The Ohio Senator walked into a donut shop in Georgia ahead of his remarks in Valdosta, Georgia on Thursday, where he introduced himself to a server who immediately said she did not want to be filmed, in a stilted exchange that is not helping the Republican candidate divorce himself from the “weird” label.
“I’m JD Vance. I’m running for vice president,” Vance tells the donut shop worker, who simply replies: “Okay.”
“We’re gonna do two dozen. Just a random assortment of stuff here,” he continues while browsing the donuts in the display cases.

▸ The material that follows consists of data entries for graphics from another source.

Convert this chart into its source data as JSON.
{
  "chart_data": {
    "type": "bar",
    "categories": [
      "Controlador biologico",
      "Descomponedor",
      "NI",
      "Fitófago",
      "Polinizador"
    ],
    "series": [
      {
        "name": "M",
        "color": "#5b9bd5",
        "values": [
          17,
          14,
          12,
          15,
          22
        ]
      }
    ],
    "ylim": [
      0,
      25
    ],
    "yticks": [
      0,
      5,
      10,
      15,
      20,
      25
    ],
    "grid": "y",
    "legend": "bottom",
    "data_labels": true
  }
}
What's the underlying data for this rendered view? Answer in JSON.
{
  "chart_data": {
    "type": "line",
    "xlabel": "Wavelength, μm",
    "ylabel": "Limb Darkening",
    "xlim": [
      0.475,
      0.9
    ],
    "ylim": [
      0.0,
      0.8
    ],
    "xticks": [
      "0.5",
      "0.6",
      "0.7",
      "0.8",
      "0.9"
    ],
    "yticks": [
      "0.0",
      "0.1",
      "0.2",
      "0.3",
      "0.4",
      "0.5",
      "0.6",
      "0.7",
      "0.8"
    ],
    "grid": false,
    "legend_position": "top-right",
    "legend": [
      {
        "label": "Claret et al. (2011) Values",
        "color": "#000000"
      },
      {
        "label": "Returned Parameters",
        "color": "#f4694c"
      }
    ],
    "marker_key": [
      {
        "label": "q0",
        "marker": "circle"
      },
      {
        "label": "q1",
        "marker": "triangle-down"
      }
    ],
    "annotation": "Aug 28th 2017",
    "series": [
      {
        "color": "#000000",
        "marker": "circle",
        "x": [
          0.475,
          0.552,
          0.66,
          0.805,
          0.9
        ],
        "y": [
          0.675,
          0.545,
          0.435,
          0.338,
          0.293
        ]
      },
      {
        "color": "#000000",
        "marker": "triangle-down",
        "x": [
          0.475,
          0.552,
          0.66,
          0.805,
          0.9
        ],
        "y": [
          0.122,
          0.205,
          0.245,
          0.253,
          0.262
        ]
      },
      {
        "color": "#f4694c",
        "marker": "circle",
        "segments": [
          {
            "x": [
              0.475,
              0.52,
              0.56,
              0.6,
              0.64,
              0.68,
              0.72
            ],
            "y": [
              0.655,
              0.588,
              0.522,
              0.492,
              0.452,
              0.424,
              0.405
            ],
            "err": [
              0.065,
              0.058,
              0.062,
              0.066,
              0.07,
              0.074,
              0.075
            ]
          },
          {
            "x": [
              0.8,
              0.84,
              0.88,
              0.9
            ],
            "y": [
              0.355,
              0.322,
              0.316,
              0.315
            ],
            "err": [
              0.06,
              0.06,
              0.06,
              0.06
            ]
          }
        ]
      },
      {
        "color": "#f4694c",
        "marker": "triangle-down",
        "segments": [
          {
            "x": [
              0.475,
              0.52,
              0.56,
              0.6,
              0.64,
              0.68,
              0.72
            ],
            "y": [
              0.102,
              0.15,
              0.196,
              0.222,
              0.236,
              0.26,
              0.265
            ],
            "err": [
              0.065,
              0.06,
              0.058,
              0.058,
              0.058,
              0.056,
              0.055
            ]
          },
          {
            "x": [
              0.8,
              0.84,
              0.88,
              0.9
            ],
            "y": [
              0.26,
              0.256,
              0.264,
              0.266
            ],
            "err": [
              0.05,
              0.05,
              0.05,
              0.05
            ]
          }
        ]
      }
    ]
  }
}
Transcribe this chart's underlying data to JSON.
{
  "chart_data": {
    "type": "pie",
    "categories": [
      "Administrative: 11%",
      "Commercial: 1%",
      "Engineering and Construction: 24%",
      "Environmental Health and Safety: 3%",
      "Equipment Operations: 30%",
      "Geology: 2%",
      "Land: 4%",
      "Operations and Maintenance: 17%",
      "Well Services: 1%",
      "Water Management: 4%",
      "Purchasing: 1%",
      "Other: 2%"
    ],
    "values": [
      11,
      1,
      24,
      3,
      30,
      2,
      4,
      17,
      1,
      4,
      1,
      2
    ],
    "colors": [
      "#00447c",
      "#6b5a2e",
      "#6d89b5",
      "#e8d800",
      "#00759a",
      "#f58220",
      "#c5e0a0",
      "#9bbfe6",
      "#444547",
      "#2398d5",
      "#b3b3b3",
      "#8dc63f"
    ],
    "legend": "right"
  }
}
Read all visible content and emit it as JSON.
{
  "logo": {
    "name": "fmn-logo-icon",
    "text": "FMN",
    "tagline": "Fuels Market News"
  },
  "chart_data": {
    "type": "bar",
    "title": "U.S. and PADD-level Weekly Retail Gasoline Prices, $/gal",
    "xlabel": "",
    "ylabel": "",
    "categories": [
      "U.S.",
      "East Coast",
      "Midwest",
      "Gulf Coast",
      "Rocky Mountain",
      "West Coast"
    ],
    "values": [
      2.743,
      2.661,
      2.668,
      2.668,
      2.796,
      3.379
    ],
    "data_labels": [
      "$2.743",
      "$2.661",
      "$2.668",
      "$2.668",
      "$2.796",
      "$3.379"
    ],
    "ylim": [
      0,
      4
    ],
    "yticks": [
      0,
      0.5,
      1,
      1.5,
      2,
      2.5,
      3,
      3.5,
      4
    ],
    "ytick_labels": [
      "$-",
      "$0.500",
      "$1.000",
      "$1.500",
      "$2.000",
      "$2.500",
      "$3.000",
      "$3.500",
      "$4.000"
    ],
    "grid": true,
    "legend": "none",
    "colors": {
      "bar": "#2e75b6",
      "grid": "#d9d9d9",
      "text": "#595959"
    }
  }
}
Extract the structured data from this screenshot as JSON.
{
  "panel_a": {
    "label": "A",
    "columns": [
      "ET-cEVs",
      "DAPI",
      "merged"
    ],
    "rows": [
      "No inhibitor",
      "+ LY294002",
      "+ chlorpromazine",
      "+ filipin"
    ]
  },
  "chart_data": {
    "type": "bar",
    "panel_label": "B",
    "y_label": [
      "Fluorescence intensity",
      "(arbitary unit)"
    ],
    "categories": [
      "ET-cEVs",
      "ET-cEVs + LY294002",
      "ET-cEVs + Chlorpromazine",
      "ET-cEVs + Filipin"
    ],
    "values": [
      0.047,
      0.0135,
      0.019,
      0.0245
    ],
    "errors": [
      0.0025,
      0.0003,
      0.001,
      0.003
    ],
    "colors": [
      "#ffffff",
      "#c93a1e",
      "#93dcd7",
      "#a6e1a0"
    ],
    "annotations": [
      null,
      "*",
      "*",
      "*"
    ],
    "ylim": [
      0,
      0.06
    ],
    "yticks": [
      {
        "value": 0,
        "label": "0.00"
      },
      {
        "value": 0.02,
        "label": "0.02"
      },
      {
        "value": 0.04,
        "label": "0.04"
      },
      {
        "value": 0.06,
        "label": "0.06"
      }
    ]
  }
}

“Everything. A lot of glazed here. Sprinkle stuff. A lot of cinnamon rolls. Just whatever makes sense,” Vance said.
As the worker fills up his box of donuts, Vance struggles to make small talk by asking workers behind the counter how long they have been working there.
He asked one worker how long the place had been around, and was told it had been in business for four years.
“About four years? Okay,” Vance said. “Well, we selected this place. I didn’t know if it had been here for 20 years or four years. You never know.”
The clip comes as Vance has strived to combat the “weird” description that Democrats, including vice president Kamala Harris and Minnesota Governor Tim Walz, have given him.
A series of resurfaced clips and text messages capturing Vance’s extreme stances have contributed to this label. Vance called pregnancy resulting from rape “inconvenient,” branded Harris a “childless cat lady,” suggested that parents should have more of a vote than childless adults, and drastically flip-flopped on his views about Trump.
Vance’s cringey donut shop visit is reminiscent of another recent flubbed food stop — which social media users ate up.
Earlier this week, Vance tried to crack a joke when ordering a Philly cheesesteak at the famed Pat’s King of Steaks, but he wound up being accused of committing a “crime against humanity.”
“I don’t like Swiss cheese either, but everybody says it’s insulting,” Vance told a worker at the joint, which is considered the inventor of the cheesesteak and famously only uses American, provolone or cheez whiz in the delicacy. “Why do you guys hate Swiss cheese so much?”
The employee replied: “We don’t hate it, we just don’t use it. We usually use cheez whiz.”
While Vance seemed to have been cleverly referencing John Kerry’s 2004 presidential campaign, when he asked for a cheesesteak sandwich with Swiss cheese during a visit to Pat’s, the internet thought the encounter hurt his campaign chances.
He also recently found himself in a bind when one of his attempts at a joke came back to bite him.
“When asked this week how he is preparing to debate Tim Walz in October, Vance replied: “Well, I found a good friend from back home who embellishes and lies a lot, I’m having him stand in for Tim Walz.”
But the insult quickly backfired as several social media users joked Vance was referencing Donald Trump, who has become notorious for lying over everything from election results and crowd sizes to the weather. The Washington Post estimated that during his presidency he made more than 30,000 false or misleading statements.